4. The optimization method according to claim 3, wherein the semantic analysis of the features of the erroneous samples comprises: semantically analyzing the difference points of two sentences in the sentence pair of the wrong sample;

the adding a new sample with the same features to the sample set based on the features of the sample under which the semantic analysis is incorrect includes: and adding a new sample with the same difference point of the two sentences in the sentence pair to the sample set based on the difference point of the two sentences in the sentence pair of the sample with the semantic analysis error under the error type.

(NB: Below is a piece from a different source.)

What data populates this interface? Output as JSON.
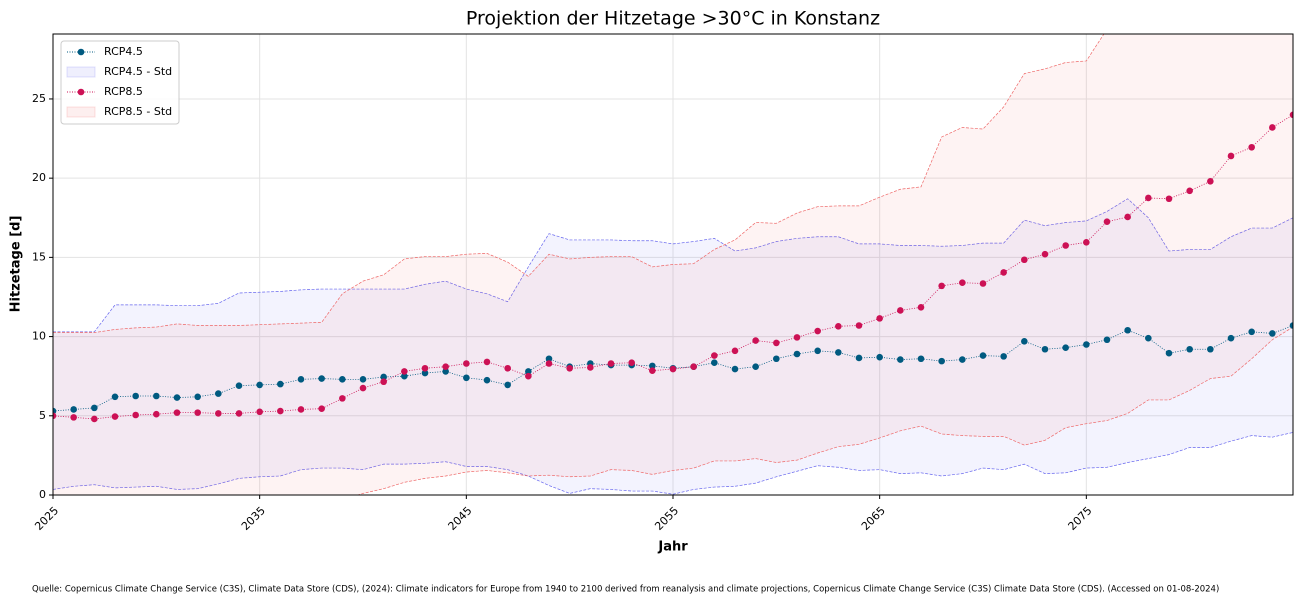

5. The optimization method according to claim 4, wherein the adding a sample having a point where two sentences in a sentence pair have the same difference to the sample set based on the difference point of two sentences in the sentence pair of the sample with the semantic analysis error under the error type comprises:

and replacing the words in the two sentences in the sentence pair of the sample with semantic analysis errors in the error type with the synonyms of the words based on the synonym table to generate a new sample of which the two sentences in the sentence pair have the same distinguishing point, and adding the new sample into the sample set.

6. A storage medium storing program code, characterized in that the program code realizes the steps of the method according to any one of claims 1-5 when executed by a processor.

7. A computing device comprising a processor and a storage medium storing program code which, when executed by the processor, implements the steps of the method of any one of claims 1-5.